In reply to Ransom :
I think torque steer being caused by unequal length axles is 99% myth. Their diameters are small so the rotating effect is similarly small. I think most of what people feel as torque steer is when one side breaks traction, it immediately begins pulling less than the side with traction still. On a FWD car, the unequal force from the two front tires causes a steering input. (Imagine with a car in the air pushing forward on both front wheels and then suddenly letting go on one side - the car would steer toward the side you let go on).
Worn components make it worse because the steering input is greater and less controlled, and you can minimize torque steer by intelligently setting up the suspension forces on the front wheel such that pushing forward on the hub does not create a steering input.
TLDR, you are unlikely to feel much if any torque steer if you are driving non-steering wheels, even if you use unequal axles. If you are driving steering wheels with equal length axles, you are still likely to experience torque steer.
Ransom
PowerDork
10/26/18 1:37 p.m.
In reply to Robbie :
I absolutely agree about the non-steering end, and I suspect you're right about the rest as well. It certainly seems like a second-order concern at most.
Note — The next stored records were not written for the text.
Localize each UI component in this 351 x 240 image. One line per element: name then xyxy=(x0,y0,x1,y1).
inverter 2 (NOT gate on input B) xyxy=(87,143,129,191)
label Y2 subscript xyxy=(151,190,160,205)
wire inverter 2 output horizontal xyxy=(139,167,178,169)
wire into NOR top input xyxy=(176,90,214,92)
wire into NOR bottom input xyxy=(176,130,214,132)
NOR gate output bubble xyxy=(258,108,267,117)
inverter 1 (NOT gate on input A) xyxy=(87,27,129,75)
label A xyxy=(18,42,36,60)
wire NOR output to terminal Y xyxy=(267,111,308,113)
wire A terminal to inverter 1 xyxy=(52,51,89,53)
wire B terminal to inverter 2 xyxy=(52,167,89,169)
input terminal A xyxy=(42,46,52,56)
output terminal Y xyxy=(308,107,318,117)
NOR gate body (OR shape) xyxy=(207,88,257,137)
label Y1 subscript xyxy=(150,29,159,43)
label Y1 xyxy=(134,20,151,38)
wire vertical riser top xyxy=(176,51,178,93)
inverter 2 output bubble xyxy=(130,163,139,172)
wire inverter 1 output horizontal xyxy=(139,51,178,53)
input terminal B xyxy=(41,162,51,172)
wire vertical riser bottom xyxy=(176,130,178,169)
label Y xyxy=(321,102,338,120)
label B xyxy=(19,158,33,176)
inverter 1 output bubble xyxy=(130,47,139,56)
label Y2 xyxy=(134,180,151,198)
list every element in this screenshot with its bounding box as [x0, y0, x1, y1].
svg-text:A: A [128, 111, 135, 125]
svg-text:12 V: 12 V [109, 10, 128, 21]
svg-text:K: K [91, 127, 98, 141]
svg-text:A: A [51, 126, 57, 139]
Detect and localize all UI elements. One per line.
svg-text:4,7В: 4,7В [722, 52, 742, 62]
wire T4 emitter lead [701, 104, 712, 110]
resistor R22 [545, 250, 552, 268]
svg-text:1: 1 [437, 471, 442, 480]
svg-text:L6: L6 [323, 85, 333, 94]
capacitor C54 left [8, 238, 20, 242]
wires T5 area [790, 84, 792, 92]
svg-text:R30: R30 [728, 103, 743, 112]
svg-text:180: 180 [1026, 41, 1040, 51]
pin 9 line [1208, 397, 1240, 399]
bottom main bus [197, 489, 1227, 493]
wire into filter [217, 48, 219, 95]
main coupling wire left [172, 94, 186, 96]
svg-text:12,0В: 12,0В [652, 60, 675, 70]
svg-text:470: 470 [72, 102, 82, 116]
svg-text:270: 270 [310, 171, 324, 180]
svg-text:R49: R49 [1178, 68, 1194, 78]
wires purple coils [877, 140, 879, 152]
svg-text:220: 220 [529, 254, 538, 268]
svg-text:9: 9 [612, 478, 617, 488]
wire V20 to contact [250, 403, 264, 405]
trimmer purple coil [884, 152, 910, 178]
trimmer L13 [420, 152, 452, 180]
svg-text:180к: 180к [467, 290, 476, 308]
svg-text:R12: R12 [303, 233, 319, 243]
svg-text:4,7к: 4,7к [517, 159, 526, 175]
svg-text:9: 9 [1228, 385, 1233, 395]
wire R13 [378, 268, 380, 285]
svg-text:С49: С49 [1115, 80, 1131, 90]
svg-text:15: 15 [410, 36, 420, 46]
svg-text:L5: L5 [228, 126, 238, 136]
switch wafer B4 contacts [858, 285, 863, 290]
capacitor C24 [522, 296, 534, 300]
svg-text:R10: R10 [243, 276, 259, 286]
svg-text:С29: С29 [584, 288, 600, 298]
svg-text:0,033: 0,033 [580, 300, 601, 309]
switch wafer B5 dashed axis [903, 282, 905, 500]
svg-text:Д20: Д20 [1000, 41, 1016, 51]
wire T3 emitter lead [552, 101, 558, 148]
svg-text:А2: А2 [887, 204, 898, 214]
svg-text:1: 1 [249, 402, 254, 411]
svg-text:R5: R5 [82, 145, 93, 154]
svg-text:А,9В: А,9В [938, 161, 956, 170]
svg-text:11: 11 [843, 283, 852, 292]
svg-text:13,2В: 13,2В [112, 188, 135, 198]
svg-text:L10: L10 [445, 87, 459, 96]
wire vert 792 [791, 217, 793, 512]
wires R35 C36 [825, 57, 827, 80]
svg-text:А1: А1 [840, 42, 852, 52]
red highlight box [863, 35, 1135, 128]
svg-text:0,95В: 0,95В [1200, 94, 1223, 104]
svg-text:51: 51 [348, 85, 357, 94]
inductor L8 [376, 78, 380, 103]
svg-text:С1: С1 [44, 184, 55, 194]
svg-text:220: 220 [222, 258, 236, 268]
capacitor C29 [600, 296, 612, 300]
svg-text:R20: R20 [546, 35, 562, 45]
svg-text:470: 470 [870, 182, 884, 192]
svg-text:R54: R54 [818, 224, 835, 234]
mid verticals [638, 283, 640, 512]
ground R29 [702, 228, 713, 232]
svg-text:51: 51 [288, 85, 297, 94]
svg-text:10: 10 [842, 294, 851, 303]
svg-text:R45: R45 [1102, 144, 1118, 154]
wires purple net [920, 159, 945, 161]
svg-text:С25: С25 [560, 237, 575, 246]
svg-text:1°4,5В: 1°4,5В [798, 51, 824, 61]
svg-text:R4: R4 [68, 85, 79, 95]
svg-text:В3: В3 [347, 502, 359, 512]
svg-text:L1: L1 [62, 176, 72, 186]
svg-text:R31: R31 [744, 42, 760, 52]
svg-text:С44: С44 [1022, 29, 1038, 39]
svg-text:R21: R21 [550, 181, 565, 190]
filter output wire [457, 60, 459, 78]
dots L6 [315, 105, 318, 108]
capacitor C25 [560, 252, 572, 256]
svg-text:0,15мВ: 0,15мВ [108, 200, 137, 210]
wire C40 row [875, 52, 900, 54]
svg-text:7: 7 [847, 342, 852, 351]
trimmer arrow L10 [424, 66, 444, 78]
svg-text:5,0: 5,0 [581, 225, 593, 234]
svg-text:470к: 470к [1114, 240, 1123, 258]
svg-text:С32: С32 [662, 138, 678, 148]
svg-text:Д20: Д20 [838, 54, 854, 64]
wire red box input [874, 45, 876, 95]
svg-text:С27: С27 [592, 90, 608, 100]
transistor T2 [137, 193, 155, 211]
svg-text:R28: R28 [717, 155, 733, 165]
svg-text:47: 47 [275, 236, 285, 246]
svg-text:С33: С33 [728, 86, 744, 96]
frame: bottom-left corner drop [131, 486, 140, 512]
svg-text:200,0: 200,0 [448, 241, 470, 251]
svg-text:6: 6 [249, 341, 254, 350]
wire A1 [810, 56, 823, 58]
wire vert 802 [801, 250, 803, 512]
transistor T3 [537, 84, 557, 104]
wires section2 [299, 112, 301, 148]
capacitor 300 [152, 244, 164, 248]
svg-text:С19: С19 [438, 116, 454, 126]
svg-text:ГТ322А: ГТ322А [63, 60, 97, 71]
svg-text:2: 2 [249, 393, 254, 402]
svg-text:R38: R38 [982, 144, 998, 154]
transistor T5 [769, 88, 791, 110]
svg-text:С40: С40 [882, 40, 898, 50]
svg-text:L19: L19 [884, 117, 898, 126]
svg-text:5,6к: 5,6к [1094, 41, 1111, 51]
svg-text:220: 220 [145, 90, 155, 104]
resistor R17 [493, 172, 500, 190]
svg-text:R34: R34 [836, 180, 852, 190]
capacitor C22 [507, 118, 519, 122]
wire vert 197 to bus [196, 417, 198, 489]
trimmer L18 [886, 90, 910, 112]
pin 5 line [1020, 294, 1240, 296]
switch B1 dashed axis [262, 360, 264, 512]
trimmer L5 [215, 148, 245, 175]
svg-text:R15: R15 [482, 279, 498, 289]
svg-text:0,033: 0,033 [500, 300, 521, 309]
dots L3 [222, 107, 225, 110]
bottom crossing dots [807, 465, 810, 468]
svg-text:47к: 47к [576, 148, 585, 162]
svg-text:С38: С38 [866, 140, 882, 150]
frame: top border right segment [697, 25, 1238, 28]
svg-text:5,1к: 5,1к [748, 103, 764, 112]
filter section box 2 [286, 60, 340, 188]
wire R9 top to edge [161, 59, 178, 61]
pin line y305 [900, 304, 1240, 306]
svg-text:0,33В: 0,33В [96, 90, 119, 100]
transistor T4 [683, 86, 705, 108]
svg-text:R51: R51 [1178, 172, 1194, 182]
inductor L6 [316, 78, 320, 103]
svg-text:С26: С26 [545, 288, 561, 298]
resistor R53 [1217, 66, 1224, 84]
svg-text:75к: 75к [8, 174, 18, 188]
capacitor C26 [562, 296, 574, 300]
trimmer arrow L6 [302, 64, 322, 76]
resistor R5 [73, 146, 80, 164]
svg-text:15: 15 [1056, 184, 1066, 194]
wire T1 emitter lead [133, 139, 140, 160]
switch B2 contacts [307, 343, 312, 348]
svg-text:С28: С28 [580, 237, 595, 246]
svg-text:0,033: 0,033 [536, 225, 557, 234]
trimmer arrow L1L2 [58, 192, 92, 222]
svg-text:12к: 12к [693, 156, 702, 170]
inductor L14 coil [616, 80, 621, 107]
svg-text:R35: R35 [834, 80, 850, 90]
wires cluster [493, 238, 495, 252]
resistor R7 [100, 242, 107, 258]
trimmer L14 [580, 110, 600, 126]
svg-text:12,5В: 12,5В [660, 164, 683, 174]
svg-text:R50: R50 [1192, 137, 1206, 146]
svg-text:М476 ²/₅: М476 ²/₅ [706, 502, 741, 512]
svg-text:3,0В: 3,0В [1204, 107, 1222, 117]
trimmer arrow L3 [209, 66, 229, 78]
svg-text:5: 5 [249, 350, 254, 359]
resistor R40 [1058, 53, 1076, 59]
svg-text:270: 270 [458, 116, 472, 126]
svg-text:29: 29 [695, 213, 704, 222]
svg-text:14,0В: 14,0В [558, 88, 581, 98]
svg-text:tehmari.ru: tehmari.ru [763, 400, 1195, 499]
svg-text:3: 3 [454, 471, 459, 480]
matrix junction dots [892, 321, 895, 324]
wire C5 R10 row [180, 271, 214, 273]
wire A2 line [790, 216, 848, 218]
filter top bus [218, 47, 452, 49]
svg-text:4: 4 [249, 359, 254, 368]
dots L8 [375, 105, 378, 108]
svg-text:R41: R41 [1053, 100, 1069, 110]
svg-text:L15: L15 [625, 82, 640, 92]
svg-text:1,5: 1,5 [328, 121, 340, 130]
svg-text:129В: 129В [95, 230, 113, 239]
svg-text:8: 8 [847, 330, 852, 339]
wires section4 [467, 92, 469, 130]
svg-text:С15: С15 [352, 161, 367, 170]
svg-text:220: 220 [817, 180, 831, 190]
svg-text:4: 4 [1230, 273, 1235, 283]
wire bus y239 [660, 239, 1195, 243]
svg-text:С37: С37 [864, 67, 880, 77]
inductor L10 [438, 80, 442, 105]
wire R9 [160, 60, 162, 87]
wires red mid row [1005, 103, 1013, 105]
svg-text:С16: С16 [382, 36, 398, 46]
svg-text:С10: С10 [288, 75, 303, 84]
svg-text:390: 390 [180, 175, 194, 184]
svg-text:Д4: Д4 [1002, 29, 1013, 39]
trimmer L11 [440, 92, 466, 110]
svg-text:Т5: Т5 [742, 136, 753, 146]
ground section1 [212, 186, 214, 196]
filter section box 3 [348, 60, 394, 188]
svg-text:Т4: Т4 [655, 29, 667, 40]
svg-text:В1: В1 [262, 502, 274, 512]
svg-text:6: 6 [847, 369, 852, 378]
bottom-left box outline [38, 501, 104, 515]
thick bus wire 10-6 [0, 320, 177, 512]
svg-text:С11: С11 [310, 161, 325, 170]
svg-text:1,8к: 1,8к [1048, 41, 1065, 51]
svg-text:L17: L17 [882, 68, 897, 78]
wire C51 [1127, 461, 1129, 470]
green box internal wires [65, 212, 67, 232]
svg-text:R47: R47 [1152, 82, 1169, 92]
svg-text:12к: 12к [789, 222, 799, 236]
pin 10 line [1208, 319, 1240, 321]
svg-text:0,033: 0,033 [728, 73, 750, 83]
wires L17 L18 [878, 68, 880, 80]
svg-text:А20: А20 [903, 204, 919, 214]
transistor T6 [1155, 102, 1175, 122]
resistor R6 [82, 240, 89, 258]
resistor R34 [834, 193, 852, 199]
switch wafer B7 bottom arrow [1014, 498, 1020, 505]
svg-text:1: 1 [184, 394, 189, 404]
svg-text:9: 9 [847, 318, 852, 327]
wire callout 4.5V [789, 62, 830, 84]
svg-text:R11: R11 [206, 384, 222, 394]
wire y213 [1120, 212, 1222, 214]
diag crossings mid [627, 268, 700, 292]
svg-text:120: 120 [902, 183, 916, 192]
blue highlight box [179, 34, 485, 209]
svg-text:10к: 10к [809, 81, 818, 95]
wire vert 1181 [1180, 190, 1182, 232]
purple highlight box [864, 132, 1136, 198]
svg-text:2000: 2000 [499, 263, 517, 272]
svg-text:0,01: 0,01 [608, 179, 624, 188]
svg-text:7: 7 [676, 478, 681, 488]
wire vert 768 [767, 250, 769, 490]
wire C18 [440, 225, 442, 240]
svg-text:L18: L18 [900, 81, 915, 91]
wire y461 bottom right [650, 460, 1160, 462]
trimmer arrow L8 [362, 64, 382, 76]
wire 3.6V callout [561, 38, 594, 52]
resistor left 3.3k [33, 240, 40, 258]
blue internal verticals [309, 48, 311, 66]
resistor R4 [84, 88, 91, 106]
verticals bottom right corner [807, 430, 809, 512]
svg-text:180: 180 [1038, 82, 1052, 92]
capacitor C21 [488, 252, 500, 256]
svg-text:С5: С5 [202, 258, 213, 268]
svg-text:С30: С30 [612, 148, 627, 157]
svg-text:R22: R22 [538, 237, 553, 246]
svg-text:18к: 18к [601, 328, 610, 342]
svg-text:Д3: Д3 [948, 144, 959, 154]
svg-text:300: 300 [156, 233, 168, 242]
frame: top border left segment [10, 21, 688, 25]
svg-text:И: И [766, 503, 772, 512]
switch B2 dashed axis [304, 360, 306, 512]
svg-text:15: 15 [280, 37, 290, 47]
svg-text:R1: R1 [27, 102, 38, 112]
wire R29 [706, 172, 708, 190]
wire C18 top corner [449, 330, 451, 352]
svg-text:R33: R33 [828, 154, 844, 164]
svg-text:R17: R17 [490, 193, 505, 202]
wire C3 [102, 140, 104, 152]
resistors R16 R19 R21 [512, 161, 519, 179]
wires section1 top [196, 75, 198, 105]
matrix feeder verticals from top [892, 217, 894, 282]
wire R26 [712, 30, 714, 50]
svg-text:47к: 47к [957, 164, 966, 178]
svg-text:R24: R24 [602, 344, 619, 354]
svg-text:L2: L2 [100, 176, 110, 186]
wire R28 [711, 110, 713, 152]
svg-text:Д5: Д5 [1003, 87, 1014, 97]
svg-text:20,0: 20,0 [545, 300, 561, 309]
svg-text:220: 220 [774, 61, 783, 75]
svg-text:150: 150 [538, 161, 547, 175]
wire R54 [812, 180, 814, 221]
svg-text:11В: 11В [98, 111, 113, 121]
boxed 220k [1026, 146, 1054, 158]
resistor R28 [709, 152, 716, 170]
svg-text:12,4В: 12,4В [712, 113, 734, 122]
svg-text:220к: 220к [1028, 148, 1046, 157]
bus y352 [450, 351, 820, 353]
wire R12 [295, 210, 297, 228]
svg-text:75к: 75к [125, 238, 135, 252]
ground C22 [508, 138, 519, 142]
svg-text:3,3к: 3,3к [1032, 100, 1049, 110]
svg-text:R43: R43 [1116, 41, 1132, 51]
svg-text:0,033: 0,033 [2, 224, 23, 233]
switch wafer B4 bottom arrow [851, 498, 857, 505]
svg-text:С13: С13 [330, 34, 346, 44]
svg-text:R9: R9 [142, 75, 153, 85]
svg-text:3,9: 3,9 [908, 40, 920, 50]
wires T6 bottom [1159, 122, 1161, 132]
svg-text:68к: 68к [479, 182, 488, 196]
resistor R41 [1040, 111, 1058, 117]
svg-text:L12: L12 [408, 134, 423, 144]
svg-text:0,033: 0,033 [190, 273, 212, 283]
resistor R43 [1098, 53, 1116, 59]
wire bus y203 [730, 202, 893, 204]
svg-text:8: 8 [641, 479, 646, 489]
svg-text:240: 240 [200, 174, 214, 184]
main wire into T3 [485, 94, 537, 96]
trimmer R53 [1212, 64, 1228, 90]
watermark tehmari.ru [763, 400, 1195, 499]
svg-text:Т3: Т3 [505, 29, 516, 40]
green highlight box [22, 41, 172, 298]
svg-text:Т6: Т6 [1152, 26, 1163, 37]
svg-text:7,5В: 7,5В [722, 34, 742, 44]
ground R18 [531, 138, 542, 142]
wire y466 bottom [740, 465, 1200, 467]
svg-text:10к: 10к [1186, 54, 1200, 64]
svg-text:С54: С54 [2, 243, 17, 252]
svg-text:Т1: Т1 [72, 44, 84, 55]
Torque steer, VS traction. My Maxima had really bad torque steer and very different axle lengths. My subaru could take off on ice with spinning tires, dry pavement or in between with my hands off the wheel and go dead straight, it had four equal length axles. My Mazda 5 doesn't make any appreciable torque yet also has heavy torque steer. I thing it has more to do with suspension and steering design that anything else.
The Maxima could break traction on dry pavement the Subaru only on snow or ice.
What about cars that have an extra support bearing on the long axle side, does that help with torque steer?